On Wednesday, October 27th, 2021, Noah Phillips '00, a commissioner on the U.S. Federal Trade Commission (FTC) and former Chief Counsel to U.S. Senator John Cornyn, of Texas, met with Dartmouth students and community members to deliver the Thurlow M. Gordon 1906 Lecture at the Rockefeller Center.
The FTC is a government agency that "protects consumers and competition by preventing anticompetitive, deceptive, and unfair business practices through law enforcement, advocacy, and education, without unduly burdening legitimate business activity." The Commission is led by five commissioners, three of whom are Democrats and two of whom—including Commissioner Phillips—are Republicans.
Commissioner Phillips used the occasion to offer his thoughts on the state of the FTC and of antitrust policy in the United States more generally. Before beginning, he emphasized that "what I'm going to say tonight is not the view of the Federal Trade Commission and is not the view of my fellow commissioners. It's really not the view of my fellow commissioners."

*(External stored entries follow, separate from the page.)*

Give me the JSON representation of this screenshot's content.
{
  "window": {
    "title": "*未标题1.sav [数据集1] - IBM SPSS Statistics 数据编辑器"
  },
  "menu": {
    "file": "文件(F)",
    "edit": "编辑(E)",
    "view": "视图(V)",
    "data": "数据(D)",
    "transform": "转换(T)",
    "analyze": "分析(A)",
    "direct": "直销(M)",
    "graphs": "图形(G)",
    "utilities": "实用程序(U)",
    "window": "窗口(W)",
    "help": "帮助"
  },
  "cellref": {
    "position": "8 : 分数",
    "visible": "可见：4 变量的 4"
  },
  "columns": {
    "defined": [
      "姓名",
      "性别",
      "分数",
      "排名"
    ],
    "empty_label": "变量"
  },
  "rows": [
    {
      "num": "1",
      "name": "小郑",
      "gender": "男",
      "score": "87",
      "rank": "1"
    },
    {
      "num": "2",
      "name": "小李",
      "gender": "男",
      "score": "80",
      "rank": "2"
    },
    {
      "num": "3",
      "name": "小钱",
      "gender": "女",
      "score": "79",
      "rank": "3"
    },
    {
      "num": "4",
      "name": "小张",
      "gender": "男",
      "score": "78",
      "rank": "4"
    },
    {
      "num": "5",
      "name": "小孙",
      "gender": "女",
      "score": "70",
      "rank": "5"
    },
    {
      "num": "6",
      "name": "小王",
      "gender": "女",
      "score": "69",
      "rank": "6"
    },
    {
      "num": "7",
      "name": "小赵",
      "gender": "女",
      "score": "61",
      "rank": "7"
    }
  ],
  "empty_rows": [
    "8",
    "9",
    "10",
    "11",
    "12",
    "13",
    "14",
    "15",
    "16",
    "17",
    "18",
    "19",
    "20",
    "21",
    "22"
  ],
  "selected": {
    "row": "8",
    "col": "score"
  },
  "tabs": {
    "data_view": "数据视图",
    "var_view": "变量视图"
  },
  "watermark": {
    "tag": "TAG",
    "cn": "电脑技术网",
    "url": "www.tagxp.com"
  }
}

To start, Phillips recalled attending another Thurlow M. Gordon Lecture. This one, however, occurred in 1998 and was delivered by Joel Klein—who at the time was the Department of Justice's Assistant Attorney General in its antitrust division. Klein spoke about the DOJ case from that year against Microsoft. Though more than 20 years ago, "that case continues to loom large. The popular attention that it received, the decisions rendered… and of course that the target was a large tech corporation," all recall antitrust actions today.
Further, Phillips acknowledged the life of Thurlow Gordon, recalling that he lived through two important periods of antitrust reform. "My goal tonight," Phillips said, "is to lay out a little bit of that history and demonstrate why some of the calls for reform today [are] inconsistent with that history. Antitrust law was then, is now, and should remain about one thing: competition."
To do this, Phillips outlined three periods of antitrust history. The first came at the end of the 19th century, when the U.S. passed the Sherman Act to begin breaking up large trusts—such as Standard Oil—which had developed during America's rapid industrialization. In 1914, President Wilson further reformed U.S. antitrust practices by calling for legislation to bring greater clarity to the enterprise, resulting in the passage of the FTC and Clayton Acts. Notably, all these laws "by their explicit terms… focused on competition."
However, "much of the debate about antitrust today… is about antipathy toward big corporations, it's about the unsettling nature of new technologies, it's about political power, it's about who should run American companies," Phillips emphasized. "Much of this debate, too much in my mind, is not about competition."
Building on this point, Phillips argued that the Biden Administration has been "repurposing antitrust away from competition," highlighting some areas in which this appears to be the case. For instance, Phillips noted that recent Biden Administration executive orders have imposed a glut of regulations. "While regulation can encourage competition, often it can have the opposite effect," Phillips said, noting that many antitrust regulations being passed today have an overtly anticompetitive bent, for example, barring large firms from entering new markets.
Further, Phillips advanced an argument about the role of the FTC itself. "My view of my job is not to be responsive to an urge that Congress has," rather, Congress should "express [its] view through legislation… and my job is to enforce those laws." In other words, Phillips believes the FTC should avoid regulation via executive fiat and clearly adhere to legal precedent.
Finally, Phillips views some concerns that are being treated as antitrust issues, such as the influence of technology companies, as potentially having little to do with competition; it isn't clear, for example, that breaking up big technology companies will enhance user privacy. This is because, Phillips says, private firms are driven by profit, and technology firms often generate income by mining user data. In other words, smaller, privately owned technology companies may have equal incentive to compromise user privacy for profit.
Clearly, Phillips said, compromised privacy and many other social ills are problems that require action. However, "antitrust is not, and has never been, a general warrant to punish companies that some, or even many, don't like. Antitrust is about competition, and it should stay that way."